Ross leaned forward in his chair, dropping his elbows onto the table. His fingers brushed against her hand, in a move that was as fleeting as it was sweet. A faint brush of I’m Sorry and How Sad and Hey, I Understand. All unsaid. All understood.
All appreciated.
She cleared her throat, feeling the lump start to rise, the way it always did when this particular subject came up. “Anyway, I don’t need Sam to fight my battles. I can take care of myself.”
“I don’t doubt it,” Ross said.
“Don’t worry, I’m really not the violent type. This guy didn’t crush my spirit, he merely dinged my ego.”
He held her stare, as if assessing the truth of her words. Lucy stared right back, a tiny smile on her lips, relieved that she meant exactly what she’d said, hoping he realized that, too.
“I’m glad,” he finally admitted, seeing the truth in her face.
“So am I.”
“Still, if you change your mind and decide to get all saw-crazy on this boyfriend, remind me not to go with you. I wouldn’t want to be arrested as an accomplice.”
She chuckled as he turned her earlier words back on her, then clarified, “Ex-boyfriend.” Shaking her head, she added, “Believe me, nothing could induce me to go back there.” Then something occurred to her. “Oh, no!” Lucy put a hand over her forehead as she remembered something. Because she was going to have to make a liar of herself. “I’m so stupid!”
“What?”
“My brother’s Christmas present to me. It came in the mail today—he sent it to Jude’s place because he knows mail sometimes gets stolen from the building where I live and Jude’s has a doorman.” She felt moisture in her eyes, furious at herself for forgetting the gift, but also worried about what Jude would do with it. “He’s probably already thrown it down the trash chute.”
“Jude?” he said doubtfully. “Lemme guess—spoiled, rich punk?”
It might have taken a little while for the blinders to come off, but Lucy had to admit, that pretty well described her ex. “How’d you know?”
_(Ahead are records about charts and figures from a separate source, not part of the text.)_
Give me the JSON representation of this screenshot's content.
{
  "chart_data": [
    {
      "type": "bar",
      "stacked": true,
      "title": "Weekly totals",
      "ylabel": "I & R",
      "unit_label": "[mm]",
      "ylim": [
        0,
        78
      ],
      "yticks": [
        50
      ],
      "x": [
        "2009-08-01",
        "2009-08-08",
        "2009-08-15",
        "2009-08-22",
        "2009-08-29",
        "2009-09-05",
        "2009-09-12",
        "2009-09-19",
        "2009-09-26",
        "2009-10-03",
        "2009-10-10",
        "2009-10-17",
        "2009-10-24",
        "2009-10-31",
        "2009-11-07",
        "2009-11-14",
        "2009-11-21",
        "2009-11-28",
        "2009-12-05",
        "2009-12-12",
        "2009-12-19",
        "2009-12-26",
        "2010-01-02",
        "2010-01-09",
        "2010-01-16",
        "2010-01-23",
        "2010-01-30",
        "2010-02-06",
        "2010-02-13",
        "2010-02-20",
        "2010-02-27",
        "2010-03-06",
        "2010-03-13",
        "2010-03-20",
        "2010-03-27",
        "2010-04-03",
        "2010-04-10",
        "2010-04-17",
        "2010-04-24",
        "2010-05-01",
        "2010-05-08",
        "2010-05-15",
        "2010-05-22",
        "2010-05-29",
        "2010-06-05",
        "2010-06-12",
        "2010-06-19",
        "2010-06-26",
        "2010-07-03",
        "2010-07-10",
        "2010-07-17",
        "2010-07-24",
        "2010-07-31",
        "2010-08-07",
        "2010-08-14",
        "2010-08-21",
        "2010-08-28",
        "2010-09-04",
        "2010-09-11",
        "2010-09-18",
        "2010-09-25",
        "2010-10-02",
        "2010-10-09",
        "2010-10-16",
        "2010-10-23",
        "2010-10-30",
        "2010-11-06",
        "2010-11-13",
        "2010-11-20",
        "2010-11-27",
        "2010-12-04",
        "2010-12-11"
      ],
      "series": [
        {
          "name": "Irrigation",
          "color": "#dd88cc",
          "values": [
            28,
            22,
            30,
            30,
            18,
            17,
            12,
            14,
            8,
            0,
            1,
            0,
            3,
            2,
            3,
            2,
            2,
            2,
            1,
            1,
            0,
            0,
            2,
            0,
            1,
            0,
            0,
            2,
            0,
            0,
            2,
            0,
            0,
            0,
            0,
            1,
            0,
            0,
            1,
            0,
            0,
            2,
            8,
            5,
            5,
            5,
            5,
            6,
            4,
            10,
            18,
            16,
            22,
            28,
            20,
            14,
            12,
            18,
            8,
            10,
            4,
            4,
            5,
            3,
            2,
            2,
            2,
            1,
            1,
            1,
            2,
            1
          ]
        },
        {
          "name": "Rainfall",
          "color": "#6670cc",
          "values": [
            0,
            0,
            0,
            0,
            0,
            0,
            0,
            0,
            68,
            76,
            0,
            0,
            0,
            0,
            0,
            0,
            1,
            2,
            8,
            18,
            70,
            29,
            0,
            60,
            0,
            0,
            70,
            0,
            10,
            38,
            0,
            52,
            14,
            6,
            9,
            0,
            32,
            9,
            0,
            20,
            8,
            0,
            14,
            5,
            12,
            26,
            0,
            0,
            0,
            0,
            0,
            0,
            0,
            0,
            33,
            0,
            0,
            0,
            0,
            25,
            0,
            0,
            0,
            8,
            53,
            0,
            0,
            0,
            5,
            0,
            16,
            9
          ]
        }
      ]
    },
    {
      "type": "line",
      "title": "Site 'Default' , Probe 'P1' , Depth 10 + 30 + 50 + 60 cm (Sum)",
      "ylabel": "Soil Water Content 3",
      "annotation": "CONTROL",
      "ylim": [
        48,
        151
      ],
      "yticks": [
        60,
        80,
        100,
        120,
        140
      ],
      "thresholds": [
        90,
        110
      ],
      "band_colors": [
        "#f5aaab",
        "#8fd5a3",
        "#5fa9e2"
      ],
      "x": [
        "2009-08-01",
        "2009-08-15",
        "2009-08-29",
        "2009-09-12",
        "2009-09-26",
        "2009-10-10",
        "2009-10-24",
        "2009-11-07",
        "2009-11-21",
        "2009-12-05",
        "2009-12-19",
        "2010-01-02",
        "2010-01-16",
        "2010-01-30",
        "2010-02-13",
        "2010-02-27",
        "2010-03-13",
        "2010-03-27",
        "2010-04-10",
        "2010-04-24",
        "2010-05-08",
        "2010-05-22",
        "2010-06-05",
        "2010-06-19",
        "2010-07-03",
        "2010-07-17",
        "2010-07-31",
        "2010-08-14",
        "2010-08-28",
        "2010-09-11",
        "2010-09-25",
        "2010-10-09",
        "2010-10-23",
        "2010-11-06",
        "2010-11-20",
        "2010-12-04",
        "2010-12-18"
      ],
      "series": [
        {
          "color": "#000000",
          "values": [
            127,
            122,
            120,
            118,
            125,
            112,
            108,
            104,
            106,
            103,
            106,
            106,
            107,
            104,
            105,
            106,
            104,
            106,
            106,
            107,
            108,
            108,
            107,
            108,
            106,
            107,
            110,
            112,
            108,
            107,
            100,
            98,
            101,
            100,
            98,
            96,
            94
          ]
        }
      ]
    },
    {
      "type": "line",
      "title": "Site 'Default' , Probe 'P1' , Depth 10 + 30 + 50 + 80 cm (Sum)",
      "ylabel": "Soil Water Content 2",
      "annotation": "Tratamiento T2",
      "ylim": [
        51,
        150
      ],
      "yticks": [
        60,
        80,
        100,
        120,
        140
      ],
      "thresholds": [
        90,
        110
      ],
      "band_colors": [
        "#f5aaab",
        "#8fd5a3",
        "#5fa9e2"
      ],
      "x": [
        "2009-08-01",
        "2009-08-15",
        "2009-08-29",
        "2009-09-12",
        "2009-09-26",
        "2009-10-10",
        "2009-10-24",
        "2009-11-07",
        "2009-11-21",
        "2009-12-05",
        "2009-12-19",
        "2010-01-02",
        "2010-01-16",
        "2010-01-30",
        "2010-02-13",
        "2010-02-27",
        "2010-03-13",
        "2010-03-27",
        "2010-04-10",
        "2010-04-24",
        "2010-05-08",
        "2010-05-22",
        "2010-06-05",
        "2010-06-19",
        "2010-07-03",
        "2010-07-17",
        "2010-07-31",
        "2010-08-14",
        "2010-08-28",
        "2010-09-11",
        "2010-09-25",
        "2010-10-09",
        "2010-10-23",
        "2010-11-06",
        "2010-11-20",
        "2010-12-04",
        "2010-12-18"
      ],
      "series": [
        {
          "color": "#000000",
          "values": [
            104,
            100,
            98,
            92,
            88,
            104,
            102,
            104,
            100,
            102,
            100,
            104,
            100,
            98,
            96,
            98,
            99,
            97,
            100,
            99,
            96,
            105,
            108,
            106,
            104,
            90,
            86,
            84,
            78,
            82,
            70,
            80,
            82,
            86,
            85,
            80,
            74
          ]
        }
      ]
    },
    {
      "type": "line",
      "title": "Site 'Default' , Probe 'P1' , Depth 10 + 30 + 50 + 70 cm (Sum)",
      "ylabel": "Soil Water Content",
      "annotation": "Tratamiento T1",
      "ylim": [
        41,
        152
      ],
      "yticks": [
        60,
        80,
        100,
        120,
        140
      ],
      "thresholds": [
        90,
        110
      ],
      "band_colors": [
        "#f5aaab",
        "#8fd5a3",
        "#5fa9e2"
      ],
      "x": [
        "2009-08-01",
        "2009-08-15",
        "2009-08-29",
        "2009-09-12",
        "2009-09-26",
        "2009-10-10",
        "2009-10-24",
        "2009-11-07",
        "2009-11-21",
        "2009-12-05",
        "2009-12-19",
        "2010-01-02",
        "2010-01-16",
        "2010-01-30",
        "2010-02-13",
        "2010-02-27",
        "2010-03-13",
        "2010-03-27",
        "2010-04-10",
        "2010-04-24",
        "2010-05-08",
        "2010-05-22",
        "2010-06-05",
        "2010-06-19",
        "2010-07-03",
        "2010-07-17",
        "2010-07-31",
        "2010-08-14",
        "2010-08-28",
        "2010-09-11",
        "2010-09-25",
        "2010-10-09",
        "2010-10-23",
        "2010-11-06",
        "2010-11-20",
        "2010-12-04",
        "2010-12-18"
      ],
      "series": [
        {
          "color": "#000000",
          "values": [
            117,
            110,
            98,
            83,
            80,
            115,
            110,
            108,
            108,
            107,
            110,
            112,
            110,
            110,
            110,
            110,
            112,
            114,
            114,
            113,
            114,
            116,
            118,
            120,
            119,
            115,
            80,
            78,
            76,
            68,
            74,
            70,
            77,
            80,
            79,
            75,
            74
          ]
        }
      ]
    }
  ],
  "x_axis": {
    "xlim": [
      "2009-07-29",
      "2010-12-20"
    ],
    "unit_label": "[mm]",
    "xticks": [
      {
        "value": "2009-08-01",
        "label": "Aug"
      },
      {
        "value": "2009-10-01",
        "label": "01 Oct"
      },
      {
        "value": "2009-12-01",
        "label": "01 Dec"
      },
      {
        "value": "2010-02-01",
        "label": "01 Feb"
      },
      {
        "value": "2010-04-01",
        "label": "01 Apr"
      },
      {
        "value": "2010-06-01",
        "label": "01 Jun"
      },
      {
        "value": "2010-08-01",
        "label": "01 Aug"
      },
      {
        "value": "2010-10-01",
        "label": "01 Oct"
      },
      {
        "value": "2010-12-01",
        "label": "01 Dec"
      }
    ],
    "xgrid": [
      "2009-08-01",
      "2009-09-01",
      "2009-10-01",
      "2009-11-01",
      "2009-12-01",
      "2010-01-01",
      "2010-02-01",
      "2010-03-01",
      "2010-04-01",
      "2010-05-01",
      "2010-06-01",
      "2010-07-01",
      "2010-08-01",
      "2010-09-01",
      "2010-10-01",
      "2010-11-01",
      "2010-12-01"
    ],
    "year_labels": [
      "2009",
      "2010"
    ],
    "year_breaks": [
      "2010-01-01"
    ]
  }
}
“Having a doorman in NYC is a pretty big tip-off. So’s having a name like Jude. Plus, he must’ve done something pretty bad if you’re fantasizing about chopping the head off his trouser snake, yet he’d still throw out a Christmas gift from your brother…meaning he’s an immature, petulant brat.” He spread his hands. “Or a spoiled, rich asshole.”
“All of the above would cover it.”
“And you’re with this guy…why?”
“I’m not with him.”
“But you were as of…”
She sighed deeply. “About two hours ago.”
He whistled, leaning back in his chair, extending his long legs, crossed at the ankle. “Was it serious?